Nanoscale multilayer WC/C coatings developed for nanopositioning: Part I. Microstructures and mechanical properties

Tungsten Carbide/Carbon (WC/C) multilayers of nanometres in period were developed for applications in the bearings used for nanopositioning. The present work is concerned with the characterization of the microstructure, composition and mechanical properties of the multilayers. Multilayers with a total thickness of 210 nm were sputter deposited on Si substrates. The substrates were covered with a 200 nm thick Cr adhesion layer and a 250 nm thick WC intermediate layer sputter deposited prior to the multilayer coating. The structure and composition were investigated by X-ray diffraction, X-ray photoelectron spectroscopy, Auger electron microscopy, electron energy loss spectroscopy, scanning electron microscopy and transmission electron microscopy.

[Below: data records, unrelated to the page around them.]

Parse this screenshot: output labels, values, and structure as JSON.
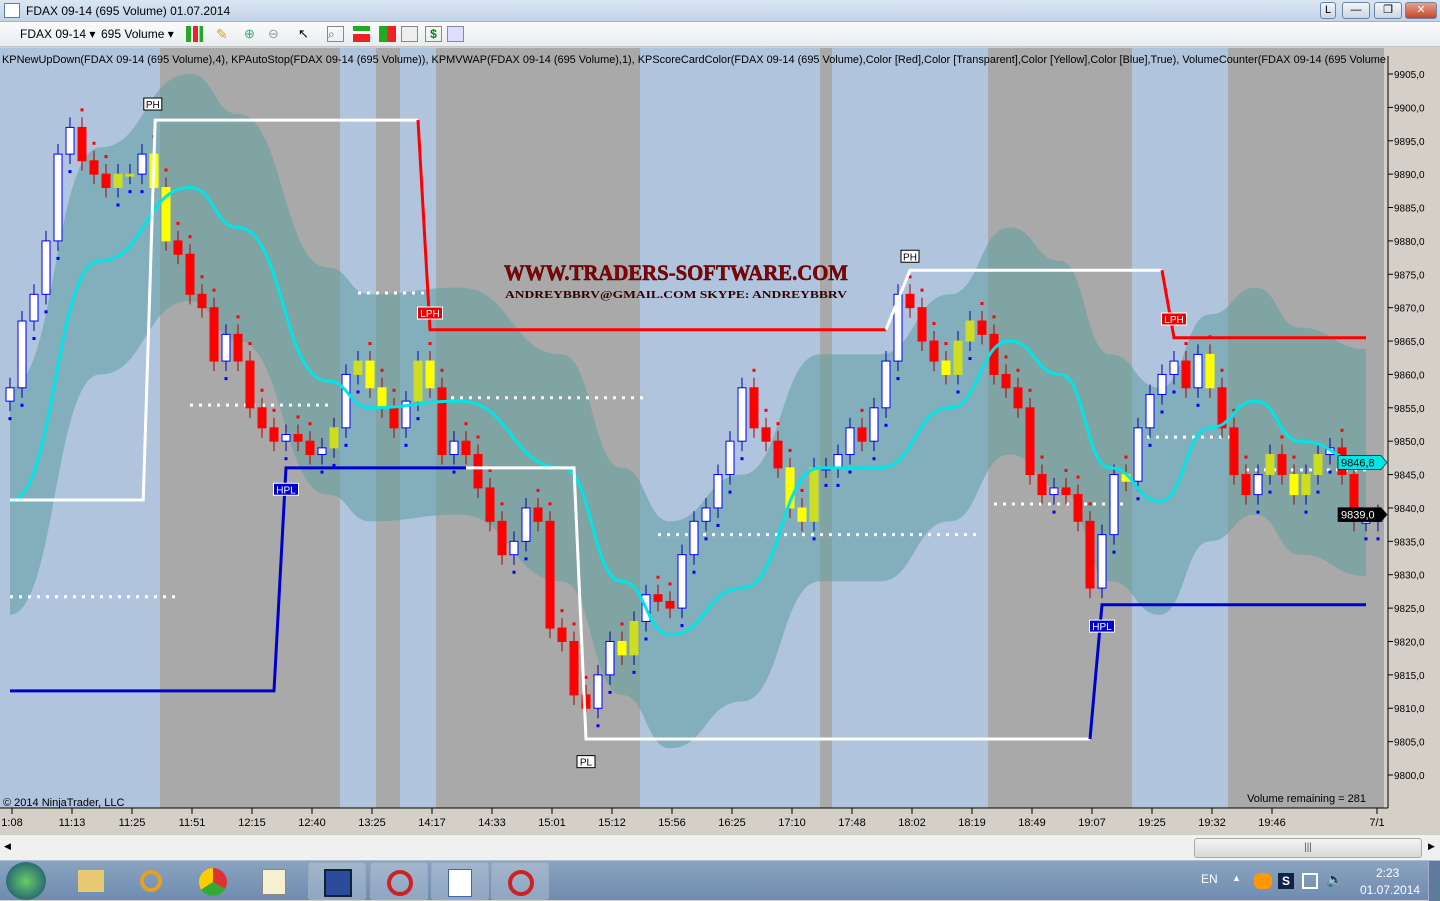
{
  "window": {
    "title": "FDAX 09-14 (695 Volume)  01.07.2014",
    "buttons": [
      "L",
      "—",
      "❐",
      "✕"
    ]
  },
  "toolbar": {
    "instrument": "FDAX 09-14",
    "period": "695 Volume",
    "icons": [
      "candlestick-style-icon",
      "pencil-draw-icon",
      "zoom-in-icon",
      "zoom-out-icon",
      "cursor-icon",
      "magnifier-icon",
      "indicators-icon",
      "strategies-icon",
      "chart-template-icon",
      "dollar-icon",
      "properties-icon"
    ]
  },
  "chart": {
    "indicator_label": "KPNewUpDown(FDAX 09-14 (695 Volume),4), KPAutoStop(FDAX 09-14 (695 Volume)), KPMVWAP(FDAX 09-14 (695 Volume),1), KPScoreCardColor(FDAX 09-14 (695 Volume),Color [Red],Color [Transparent],Color [Yellow],Color [Blue],True), VolumeCounter(FDAX 09-14 (695 Volume",
    "watermark_title": "WWW.TRADERS-SOFTWARE.COM",
    "watermark_sub": "ANDREYBBRV@GMAIL.COM   SKYPE: ANDREYBBRV",
    "copyright": "© 2014 NinjaTrader, LLC",
    "volume_remaining": "Volume remaining = 281",
    "colors": {
      "up": "#0000ff",
      "down": "#ff0000",
      "signal": "#ffff00",
      "vwap": "#00e5e5",
      "band": "#5f9ea0",
      "stop_long": "#0000cd",
      "stop_short": "#ff0000",
      "stop_neutral": "#ffffff",
      "session_a": "#b0c4de",
      "session_b": "#a9a9a9"
    },
    "price_axis": {
      "min": 9800,
      "max": 9905,
      "step": 5,
      "labels": [
        "9905,0",
        "9900,0",
        "9895,0",
        "9890,0",
        "9885,0",
        "9880,0",
        "9875,0",
        "9870,0",
        "9865,0",
        "9860,0",
        "9855,0",
        "9850,0",
        "9845,0",
        "9840,0",
        "9835,0",
        "9830,0",
        "9825,0",
        "9820,0",
        "9815,0",
        "9810,0",
        "9805,0",
        "9800,0"
      ]
    },
    "price_markers": [
      {
        "label": "9846,8",
        "value": 9846.8,
        "color": "#00e5e5"
      },
      {
        "label": "9839,0",
        "value": 9839.0,
        "color": "#000000"
      }
    ],
    "time_axis": [
      "1:08",
      "11:13",
      "11:25",
      "11:51",
      "12:15",
      "12:40",
      "13:25",
      "14:17",
      "14:33",
      "15:01",
      "15:12",
      "15:56",
      "16:25",
      "17:10",
      "17:48",
      "18:02",
      "18:19",
      "18:49",
      "19:07",
      "19:25",
      "19:32",
      "19:46",
      "7/1"
    ],
    "sessions": [
      [
        0,
        13,
        "a"
      ],
      [
        13,
        28,
        "b"
      ],
      [
        28,
        31,
        "a"
      ],
      [
        31,
        33,
        "b"
      ],
      [
        33,
        36,
        "a"
      ],
      [
        36,
        53,
        "b"
      ],
      [
        53,
        68,
        "a"
      ],
      [
        68,
        69,
        "b"
      ],
      [
        69,
        82,
        "a"
      ],
      [
        82,
        94,
        "b"
      ],
      [
        94,
        102,
        "a"
      ],
      [
        102,
        115,
        "b"
      ]
    ],
    "closes": [
      9858,
      9868,
      9872,
      9880,
      9893,
      9897,
      9892,
      9890,
      9888,
      9890,
      9890,
      9893,
      9888,
      9880,
      9878,
      9872,
      9870,
      9862,
      9866,
      9862,
      9855,
      9852,
      9850,
      9851,
      9850,
      9848,
      9849,
      9852,
      9860,
      9862,
      9858,
      9855,
      9852,
      9856,
      9862,
      9858,
      9848,
      9850,
      9848,
      9843,
      9838,
      9833,
      9835,
      9840,
      9838,
      9822,
      9820,
      9812,
      9810,
      9815,
      9820,
      9818,
      9823,
      9827,
      9826,
      9825,
      9833,
      9838,
      9840,
      9845,
      9850,
      9858,
      9852,
      9850,
      9846,
      9840,
      9838,
      9846,
      9846,
      9848,
      9852,
      9850,
      9855,
      9862,
      9872,
      9870,
      9865,
      9862,
      9860,
      9865,
      9868,
      9866,
      9860,
      9858,
      9855,
      9845,
      9842,
      9843,
      9842,
      9838,
      9828,
      9836,
      9845,
      9844,
      9852,
      9857,
      9860,
      9862,
      9858,
      9863,
      9858,
      9852,
      9845,
      9842,
      9845,
      9848,
      9845,
      9842,
      9845,
      9848,
      9849,
      9845,
      9838,
      9838,
      9839
    ],
    "signal_bars": [
      9,
      10,
      12,
      13,
      27,
      29,
      30,
      31,
      34,
      35,
      51,
      52,
      65,
      66,
      67,
      78,
      79,
      80,
      93,
      100,
      105,
      107,
      108,
      109
    ],
    "vwap": [
      [
        0,
        9841
      ],
      [
        7.5,
        9877
      ],
      [
        15,
        9888
      ],
      [
        19,
        9882
      ],
      [
        26.5,
        9859
      ],
      [
        30,
        9855
      ],
      [
        37.5,
        9856
      ],
      [
        46,
        9846
      ],
      [
        51,
        9829
      ],
      [
        55,
        9821
      ],
      [
        61,
        9828
      ],
      [
        67.5,
        9846
      ],
      [
        72.5,
        9846
      ],
      [
        78.3,
        9855
      ],
      [
        83.3,
        9865
      ],
      [
        87.5,
        9860
      ],
      [
        91.7,
        9846
      ],
      [
        95.8,
        9841
      ],
      [
        100,
        9852
      ],
      [
        103.8,
        9856
      ],
      [
        107.5,
        9850
      ],
      [
        113,
        9846.8
      ]
    ],
    "band_halfwidth": 17,
    "autostop": [
      {
        "color": "#ffffff",
        "pts": [
          [
            0,
            9841.2
          ],
          [
            11.1,
            9841.2
          ],
          [
            12.1,
            9898.1
          ],
          [
            34,
            9898.1
          ]
        ]
      },
      {
        "color": "#ff0000",
        "pts": [
          [
            34,
            9898.1
          ],
          [
            35,
            9866.7
          ],
          [
            73,
            9866.7
          ]
        ]
      },
      {
        "color": "#ffffff",
        "pts": [
          [
            73,
            9866.7
          ],
          [
            75,
            9875.6
          ],
          [
            96,
            9875.6
          ]
        ]
      },
      {
        "color": "#ff0000",
        "pts": [
          [
            96,
            9875.6
          ],
          [
            97,
            9865.5
          ],
          [
            113,
            9865.5
          ]
        ]
      },
      {
        "color": "#0000cd",
        "pts": [
          [
            0,
            9812.6
          ],
          [
            22,
            9812.6
          ],
          [
            23,
            9846
          ],
          [
            38,
            9846
          ]
        ]
      },
      {
        "color": "#ffffff",
        "pts": [
          [
            38,
            9846
          ],
          [
            47,
            9846
          ],
          [
            48,
            9805.4
          ],
          [
            90,
            9805.4
          ]
        ]
      },
      {
        "color": "#0000cd",
        "pts": [
          [
            90,
            9805.4
          ],
          [
            91,
            9825.5
          ],
          [
            113,
            9825.5
          ]
        ]
      }
    ],
    "levels": [
      [
        0,
        14,
        9826.7
      ],
      [
        15,
        26.7,
        9855.4
      ],
      [
        29,
        35,
        9872.2
      ],
      [
        36,
        53,
        9856.5
      ],
      [
        54,
        81,
        9836
      ],
      [
        82,
        93,
        9840.6
      ],
      [
        94,
        102,
        9850.6
      ],
      [
        103,
        113,
        9845.7
      ]
    ],
    "swing_labels": [
      {
        "text": "PH",
        "bar": 11.9,
        "price": 9900.5,
        "style": "black"
      },
      {
        "text": "LPH",
        "bar": 35,
        "price": 9869.2,
        "style": "red"
      },
      {
        "text": "HPL",
        "bar": 23,
        "price": 9842.8,
        "style": "blue"
      },
      {
        "text": "PH",
        "bar": 75,
        "price": 9877.7,
        "style": "black"
      },
      {
        "text": "PL",
        "bar": 48,
        "price": 9802,
        "style": "black"
      },
      {
        "text": "LPH",
        "bar": 97,
        "price": 9868.3,
        "style": "red"
      },
      {
        "text": "HPL",
        "bar": 91,
        "price": 9822.3,
        "style": "blue"
      }
    ]
  },
  "taskbar": {
    "apps": [
      "start-button",
      "file-explorer",
      "search-app",
      "chrome",
      "notepad-edit",
      "save-app",
      "ninjatrader-1",
      "wordpad",
      "ninjatrader-2"
    ],
    "language": "EN",
    "time": "2:23",
    "date": "01.07.2014"
  }
}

The surface morphology and mechanical properties were examined by atomic force microscopy and nanoindentation techniques. Crystalline β-WC1−x with a carbon content of ∼39 at.% and (200) preferred orientation was found in the WC layers while the C layers were amorphous and contained predominantly sp2 bonds. A sharp interface of 1-2 atomic layers in thickness was observed between the WC and C layers. Hardness and modulus values of the multilayer coatings are between those of the reference single carbon and WC layers. The surface roughness of the multilayer coatings was ∼2 nm, and not depending on the period of the multilayers. The origin of the roughness was due to the columnar growth of the adhesive and intermediate layers.